Despite a failed initial attempt to gain the university’s support, H*yas for Choice and United Feminists continue to pool efforts to sustain the goals of their newly established group, Plan A: Hoyas for Reproductive Justice.
The group was formed this semester in an effort to improve access to material resources, access to information and free speech.
“All of these expectations are reasonable, necessary and urgent if we are to end the pattern of marginalization of the health and safety of the student body,” H*yas for Choice Vice President Erica Slates (SFS ’10) said.
The group wrote a letter to University President John J. DeGioia on Feb. 5 outlining their concerns, and on Feb. 24, Vice President for Student Affairs Todd Olson responded in a letter.
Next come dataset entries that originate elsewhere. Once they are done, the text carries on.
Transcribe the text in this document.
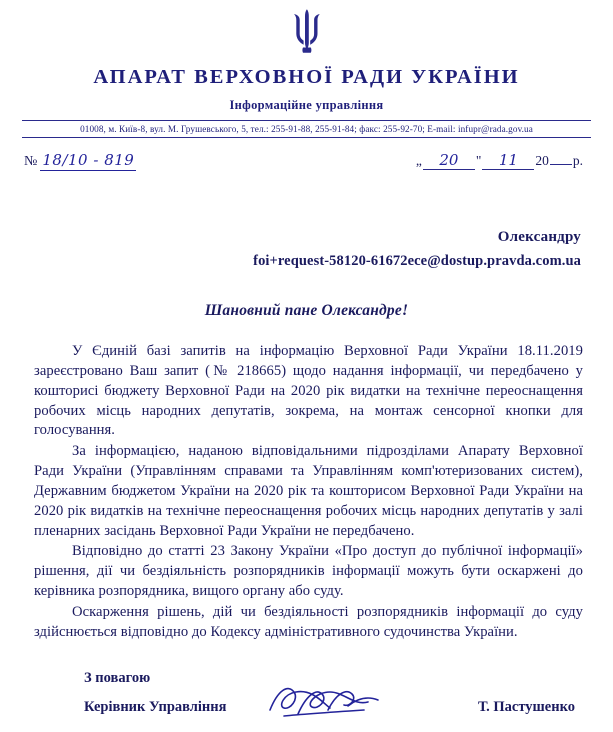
АПАРАТ ВЕРХОВНОЇ РАДИ УКРАЇНИ
Інформаційне управління
01008, м. Київ-8, вул. М. Грушевського, 5, тел.: 255-91-88, 255-91-84; факс: 255-92-70; E-mail: infupr@rada.gov.ua
№ 18/10 - 819	„ 20 " 11 20 р.
Олександру
foi+request-58120-61672ece@dostup.pravda.com.ua
Шановний пане Олександре!

У Єдиній базі запитів на інформацію Верховної Ради України 18.11.2019 зареєстровано Ваш запит (№ 218665) щодо надання інформації, чи передбачено у кошторисі бюджету Верховної Ради на 2020 рік видатки на технічне переоснащення робочих місць народних депутатів, зокрема, на монтаж сенсорної кнопки для голосування.

За інформацією, наданою відповідальними підрозділами Апарату Верховної Ради України (Управлінням справами та Управлінням комп'ютеризованих систем), Державним бюджетом України на 2020 рік та кошторисом Верховної Ради України на 2020 рік видатків на технічне переоснащення робочих місць народних депутатів у залі пленарних засідань Верховної Ради України не передбачено.

Відповідно до статті 23 Закону України «Про доступ до публічної інформації» рішення, дії чи бездіяльність розпорядників інформації можуть бути оскаржені до керівника розпорядника, вищого органу або суду.

Оскарження рішень, дій чи бездіяльності розпорядників інформації до суду здійснюється відповідно до Кодексу адміністративного судочинства України.

З повагою
Керівник Управління	Т. Пастушенко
“Through its Speech and Expression policy, the university provides students the opportunity to participate in a dialogue on a wide range of issues,” Olson wrote. “As a Catholic and Jesuit institution, however, Georgetown cannot support organizations whose stated purpose conflicts with Catholic moral teaching.”
Olson said in his letter that all D.C. residents have access to the Sexual Assault Nurse Examiner service at the Washington Hospital Center. The Washington Hospital Center, located in North D.C. is the only site in the District that is authorized to provide this service.
He added that students can receive human papillomavirus vaccines from the university hospital’s outpatient pharmacy, which is located across the street from the Student Health Center.
“Georgetown’s policies and practices rest on the strong underpinning of Catholic social and moral teaching and its affirmation of the dignity of all persons from the beginning of life to its natural end,” Olson wrote. “I recognize that these are complex questions and that there are divergent points of view on the issues that you raise; that is why our policies and practices encourage debate and conversation.”
“Nonetheless,” Olson concluded, “as a Catholic and Jesuit university our policies must reflect our identity and our values.”
embers of Plan A: Hoyas for Reproductive Justice believe these policies are unacceptable.
“Georgetown needs to answer to its students, and Plan A: Hoyas for Reproductive Justice is hopeful that President DeGioia and Vice President for Student Affairs Todd Olson will listen to the voices of its concerned students and take the necessary steps to end its hypocrisy,” Marion Cory (COL ’10) of United Feminists said.
The group has drafted a petition to ask the administration to continue to take their concerns into consideration. The petition currently has more than 100 signatures online.
“We have already received overwhelmingly positive and supportive feedback from many students and believe that the majority of students ultimately agree that the university’s current services are inadequate and will at the very least understand why it is important to bring up these issues at this time,” Slates said. “Ultimately, these are reasonable expectations that will bring Georgetown in line with the majority of schools of our caliber in the nation.”
According to Denise Yu, a sophomore at Columbia University who attended Boston College, a Jesuit university, last year, condoms are not available for sale on campus at BC. Additionally, students cannot use their flex dollars at an off-campus convenience store to purchase condoms either.
Students at the University of Notre Dame, a Catholic university, are also unable to obtain condoms on campus, according to Nick Goode, a junior at the institution.
Yet some other schools without religious affiliation are more willing to address the issues Plan A: Hoyas for Reproductive Justice finds so important. According to Elizabeth May, a sophomore at Wake Forest University, the student health center at Wake Forest provides students with free condoms.
According to the group’s Web site, “Plan A: Hoyas for Reproductive Justice is a coalition of students dedicated to changing the way that Georgetown University approaches issues of reproductive justice and choice.”
The group cites flaws in the university’s policy on reproductive issues such as the administration’s refusal to sell contraception on campus, the unavailability of rape kits in the campus hospital, the lack of sex education and the administration’s unwillingness to offer financial support to pro-choice student groups, such as H*yas for Choice.
“United Feminists and [H*yas for Choice] are operating as a unified coalition in solidarity with each other,” said Cory. “Although we are coming from two distinct groups, we are one coalition of students committed to engaging in this cause together.”
According to Slates, Plan A: Hoyas for Reproductive Justice is currently working to plan events for this semester.”